Dietro la stazione c'è un museo iper moderno con 1.300 tappeti antichi
La sede è iper moderna, la collezione squisitamente antica: il Mita è destinato a diventare un punto di riferimento degli amanti dell’arte e della cultura. Se non altro perché è un progetto inedito e autentico, nato dalla passione.
Dedicato all’arte tessile, il Museo Internazionale del Tappeto Antico, in via privata De Vitalis, dietro la stazione di Brescia è nato per conservare, esporre e studiare il patrimonio di Fondazione Tassara, nata nel 2008 per volere del collezionista Romain Zaleski. Dopo quattro mostre che ne hanno aperto piccole porzioni - l’ultima nel Ridotto del Teatro Grande - ora i tappeti hanno una casa. Gremita ieri l’inaugurazione: in molti attendevano di vedere la collezione.
La raccolta raduna oltre 1.300 manufatti tessili che vanno dalla fine del XV all’inizio del XX secolo e l’edificio che la ospita è sorto in pochissimo tempo. Un anno di lavori, tanto che gran parte della collezione non è ancora stata trasferita (ma ci starà tutta nei depositi, assicurano).
Il museo
All’opening insieme allo stesso (emozionato) Romain Zaleski e allo studioso britannico Michael Franses c’era anche Wladimir Zaleski, presidente del Mita, che ha annunciato diversi progetti (con la speranza di proporne due al mese): «Vogliamo che Mita sia un centro culturale e che non si chiuda su se stesso, aprendosi invece al quartiere e alla città, parlando di e con le culture non europee. Ci saranno conferenze, concerti con artisti internazionali e locali, eventi che stuzzichino la curiosità. A novembre proporremo già una conferenza e un concerto di musica contemporanea con due artisti bresciani e due iraniani. Di giorno invece formeremo operatori culturali e coinvolgeremo le scuole della città».

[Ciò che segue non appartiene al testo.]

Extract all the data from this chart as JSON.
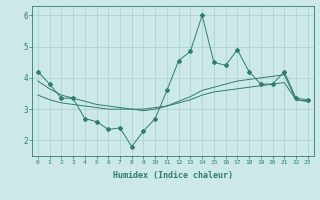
{
  "xlabel": "Humidex (Indice chaleur)",
  "x": [
    0,
    1,
    2,
    3,
    4,
    5,
    6,
    7,
    8,
    9,
    10,
    11,
    12,
    13,
    14,
    15,
    16,
    17,
    18,
    19,
    20,
    21,
    22,
    23
  ],
  "y_main": [
    4.2,
    3.8,
    3.35,
    3.35,
    2.7,
    2.6,
    2.35,
    2.4,
    1.8,
    2.3,
    2.7,
    3.6,
    4.55,
    4.85,
    6.0,
    4.5,
    4.4,
    4.9,
    4.2,
    3.8,
    3.8,
    4.2,
    3.35,
    3.3
  ],
  "y_trend1": [
    3.45,
    3.3,
    3.2,
    3.15,
    3.1,
    3.05,
    3.0,
    3.0,
    3.0,
    3.0,
    3.05,
    3.1,
    3.2,
    3.3,
    3.45,
    3.55,
    3.6,
    3.65,
    3.7,
    3.75,
    3.8,
    3.85,
    3.3,
    3.25
  ],
  "y_trend2": [
    3.9,
    3.65,
    3.45,
    3.35,
    3.25,
    3.15,
    3.1,
    3.05,
    3.0,
    2.95,
    3.0,
    3.1,
    3.25,
    3.4,
    3.6,
    3.7,
    3.8,
    3.9,
    3.95,
    4.0,
    4.05,
    4.1,
    3.3,
    3.25
  ],
  "line_color": "#2e7d6e",
  "bg_color": "#cce8e8",
  "grid_color": "#aacfcf",
  "ylim": [
    1.5,
    6.3
  ],
  "xlim": [
    -0.5,
    23.5
  ]
}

Con lui sono d’accordo sia il vicesindaco Federico Manzoni sia Flavio Pasotti, presidente di Fondazione Tassara. Pasotti parla di «operazione di rigenerazione urbana» e della «più grande collezione privata di tappeti». Anche la piazza antistante, dice, è a disposizione del quartiere. «In generale vogliamo far sì che il pubblico conosca i tappeti capendoci davvero qualcosa come quando è di fronte a dipinti e sculture».
La mostra
A essere inaugurata ieri era la mostra «Masterpieces», aperta fino al 10 dicembre, la prima di una serie di mostre temporanee che attingeranno alla sconfinata collezione. Giovanni Valagussa l’ha curata e la descrive come un saggio dei capolavori della collezione. «Lavorando sull’aspetto geografico e sulla qualità siamo partiti dall’Oriente con due tappeti cinesi, uno del Turkestan in Asia Centrale (che è l’area della mostra in Castello), due tappeti indiani - di cui uno davvero spettacolare - e alcuni pezzi da Caucaso, Anatolia (che tendono alla stilizzazione geometrica) e Persia. C’è anche un tappeto polacco, in omaggio all’origine del collezionista».

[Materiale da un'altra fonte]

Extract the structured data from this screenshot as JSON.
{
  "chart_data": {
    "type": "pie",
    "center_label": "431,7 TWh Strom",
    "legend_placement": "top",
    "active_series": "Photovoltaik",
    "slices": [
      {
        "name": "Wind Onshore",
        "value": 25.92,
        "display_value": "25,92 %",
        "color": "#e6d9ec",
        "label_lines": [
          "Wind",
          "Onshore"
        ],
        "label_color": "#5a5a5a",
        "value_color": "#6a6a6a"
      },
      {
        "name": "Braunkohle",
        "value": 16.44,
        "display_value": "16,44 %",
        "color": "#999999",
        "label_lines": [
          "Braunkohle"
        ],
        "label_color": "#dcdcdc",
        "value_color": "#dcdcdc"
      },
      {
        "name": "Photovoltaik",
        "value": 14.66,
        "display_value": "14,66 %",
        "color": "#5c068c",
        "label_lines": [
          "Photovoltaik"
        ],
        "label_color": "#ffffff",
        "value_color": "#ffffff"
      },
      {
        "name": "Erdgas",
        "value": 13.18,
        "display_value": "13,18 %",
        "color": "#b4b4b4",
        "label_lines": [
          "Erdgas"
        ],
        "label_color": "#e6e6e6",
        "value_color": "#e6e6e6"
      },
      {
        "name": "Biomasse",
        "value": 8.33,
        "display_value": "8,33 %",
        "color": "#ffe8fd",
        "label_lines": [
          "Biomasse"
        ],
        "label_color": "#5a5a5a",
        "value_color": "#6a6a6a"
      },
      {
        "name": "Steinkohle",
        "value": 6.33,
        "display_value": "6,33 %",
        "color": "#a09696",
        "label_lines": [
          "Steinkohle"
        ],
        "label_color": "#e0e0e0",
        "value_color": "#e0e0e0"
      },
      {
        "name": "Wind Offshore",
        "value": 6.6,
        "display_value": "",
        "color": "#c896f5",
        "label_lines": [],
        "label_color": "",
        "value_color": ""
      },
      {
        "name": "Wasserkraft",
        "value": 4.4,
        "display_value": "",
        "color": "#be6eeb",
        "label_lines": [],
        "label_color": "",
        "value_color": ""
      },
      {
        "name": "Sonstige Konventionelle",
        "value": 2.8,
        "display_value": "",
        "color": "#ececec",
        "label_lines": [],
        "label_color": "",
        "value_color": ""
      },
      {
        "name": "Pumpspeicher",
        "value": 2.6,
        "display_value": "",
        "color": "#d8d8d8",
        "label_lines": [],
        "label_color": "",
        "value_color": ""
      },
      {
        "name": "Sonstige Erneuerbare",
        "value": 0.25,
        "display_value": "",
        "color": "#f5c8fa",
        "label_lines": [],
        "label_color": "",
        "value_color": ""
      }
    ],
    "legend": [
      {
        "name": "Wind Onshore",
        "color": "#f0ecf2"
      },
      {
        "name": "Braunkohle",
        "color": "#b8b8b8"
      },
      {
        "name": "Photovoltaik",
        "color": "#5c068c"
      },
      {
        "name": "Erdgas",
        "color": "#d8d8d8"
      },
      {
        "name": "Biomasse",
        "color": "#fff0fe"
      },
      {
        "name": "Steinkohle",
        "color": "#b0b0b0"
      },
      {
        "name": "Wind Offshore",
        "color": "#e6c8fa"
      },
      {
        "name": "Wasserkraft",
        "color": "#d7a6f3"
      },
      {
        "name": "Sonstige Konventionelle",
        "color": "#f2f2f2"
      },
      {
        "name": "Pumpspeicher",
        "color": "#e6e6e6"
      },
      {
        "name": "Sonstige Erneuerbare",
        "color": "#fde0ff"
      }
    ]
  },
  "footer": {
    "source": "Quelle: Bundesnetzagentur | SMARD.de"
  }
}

Sono esposti esemplari molto antichi e chi visita la mostra potrà notare una qualità di conservazione altissima, rara nei tappeti, che venivano consumati dal calpestio. Quali sono i più pregiati? «Quelli più grandi, che venivano realizzati per palazzi e corti reali, come il grande Ming creato per un palazzo imperiale di Pechino o i giganteschi persiani a giardino e con scene di caccia, figurativi oltre che decorativi», svela Valagussa. E anche il grande tappeto indiano steso a terra al primo piano vale più di uno sguardo: solo una decina sono arrivati a noi in uno stato di conservazione così buono.

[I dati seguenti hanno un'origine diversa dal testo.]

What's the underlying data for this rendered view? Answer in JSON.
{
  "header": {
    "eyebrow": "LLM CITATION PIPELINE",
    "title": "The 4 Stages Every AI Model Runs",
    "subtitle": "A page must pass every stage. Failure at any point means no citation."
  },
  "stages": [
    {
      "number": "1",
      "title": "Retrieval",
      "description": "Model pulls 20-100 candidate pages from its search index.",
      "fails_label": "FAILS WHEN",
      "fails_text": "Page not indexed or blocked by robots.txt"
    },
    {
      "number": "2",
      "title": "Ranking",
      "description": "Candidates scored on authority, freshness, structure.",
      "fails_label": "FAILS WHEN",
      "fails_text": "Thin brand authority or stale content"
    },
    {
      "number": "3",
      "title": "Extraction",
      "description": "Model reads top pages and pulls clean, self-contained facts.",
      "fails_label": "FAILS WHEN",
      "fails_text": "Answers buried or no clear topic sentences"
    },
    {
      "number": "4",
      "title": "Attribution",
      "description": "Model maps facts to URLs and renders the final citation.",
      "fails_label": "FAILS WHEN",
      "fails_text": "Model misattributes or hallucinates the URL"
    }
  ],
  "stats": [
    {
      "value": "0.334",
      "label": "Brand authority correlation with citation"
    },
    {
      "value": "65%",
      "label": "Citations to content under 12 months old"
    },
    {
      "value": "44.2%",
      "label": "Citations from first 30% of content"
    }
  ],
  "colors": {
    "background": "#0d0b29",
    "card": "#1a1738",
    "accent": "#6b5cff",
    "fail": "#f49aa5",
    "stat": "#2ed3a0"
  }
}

Qualche indicazione per approcciarsi alla visione dei tappeti. I dettagli più sinuosi - e meno geometrici - indicano minuzia di lavorazione; la seta è tra i materiali più preziosi, ma anche la lana è protagonista dei tappeti più belli, quelli con altissimo numero di nodi; e i tappeti persiani sono così conosciuti per un valido motivo: richiedono manualità e precisione sopraffine.